Here’s how it works: The investors will do the groundwork in finding land and providing funding, either as a loan or in return for equity. But for business owners who want to sell instead, the investors are willing to look into that and perhaps take over those firms, the Dallas Morning News noted.

In addition to a rising anti-business climate in California, Vranich said there were other reasons including the movement to defund police departments and the growing civil unrest seen in major cities.

Citing the “horrifying” ‘defund-the-police’ efforts in California, he said that other factors make Texas more attractive including no state income tax, more affordable housing and less traffic overall.

“Businesses are wondering if police departments are defunded, then who’s going to stop people from stealing from them? A social worker?” Vranich said.
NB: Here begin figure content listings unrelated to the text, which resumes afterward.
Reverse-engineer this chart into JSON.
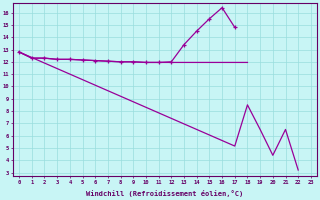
{
  "xlabel": "Windchill (Refroidissement éolien,°C)",
  "background_color": "#c8f5f5",
  "grid_color": "#99dddd",
  "line_color": "#990099",
  "x": [
    0,
    1,
    2,
    3,
    4,
    5,
    6,
    7,
    8,
    9,
    10,
    11,
    12,
    13,
    14,
    15,
    16,
    17,
    18,
    19,
    20,
    21,
    22,
    23
  ],
  "line1_y": [
    12.8,
    12.3,
    12.3,
    12.2,
    12.2,
    12.15,
    12.1,
    12.05,
    12.0,
    12.0,
    11.95,
    11.95,
    12.0,
    13.4,
    14.5,
    15.5,
    16.4,
    14.8,
    null,
    null,
    null,
    null,
    null,
    null
  ],
  "line2_y": [
    12.8,
    12.3,
    12.3,
    12.2,
    12.2,
    12.15,
    12.1,
    12.05,
    12.0,
    12.0,
    11.95,
    11.95,
    11.95,
    11.95,
    11.95,
    11.95,
    11.95,
    11.95,
    11.95,
    null,
    null,
    null,
    null,
    null
  ],
  "line3_y": [
    12.8,
    12.35,
    11.9,
    11.45,
    11.0,
    10.55,
    10.1,
    9.65,
    9.2,
    8.75,
    8.3,
    7.85,
    7.4,
    6.95,
    6.5,
    6.05,
    5.6,
    5.15,
    8.5,
    6.5,
    4.4,
    6.5,
    3.2,
    null
  ],
  "ylim_min": 3,
  "ylim_max": 16.8,
  "yticks": [
    3,
    4,
    5,
    6,
    7,
    8,
    9,
    10,
    11,
    12,
    13,
    14,
    15,
    16
  ],
  "xlim_min": -0.5,
  "xlim_max": 23.5,
  "xticks": [
    0,
    1,
    2,
    3,
    4,
    5,
    6,
    7,
    8,
    9,
    10,
    11,
    12,
    13,
    14,
    15,
    16,
    17,
    18,
    19,
    20,
    21,
    22,
    23
  ],
  "figsize": [
    3.2,
    2.0
  ],
  "dpi": 100
}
The coronavirus is also factoring into decisions by some business owners to relocate.

“People are calling and saying, ‘I don’t want to be in a high-rise in a city riding a subway shoulder to shoulder,” he said, the paper reported. “There’s been a clear reaction to COVID.”

Others have considered abandoning California over its restrictive COVID-19 policies, including top podcaster Joe Rogan.

“I don’t know if [California] is a good place to live,” Rogan said in May. “First of all, it’s extremely expensive. The taxes are ridiculous…I might jet. I’m not kidding. I don’t need to be here.”

He said he likes Austin, the Texas capital, as well as Dallas. He would also consider Houston, though he noted that summers there are uncomfortable.

In terms of business flight, a study by Spectrum found that over an eight-year period, some 13,000 businesses located out of California in full or in part, diverting around $77 billion in revenues to other states.

And Texas was a major beneficiary of those dollars, as well as a leading destination for disillusioned Californians.

That said, critics are concerned that the ex-Californians may bring their Left-wing voting habits with them, essentially exporting — over time — the same political ideology and policies that corrupted the Golden State.

Vranich gets that.

“If I lived in Texas, I’d only want one kind of Californian to come — only those with an exceptionally high IQ who decided to escape miserably run cities run by Democrats,” he told the paper.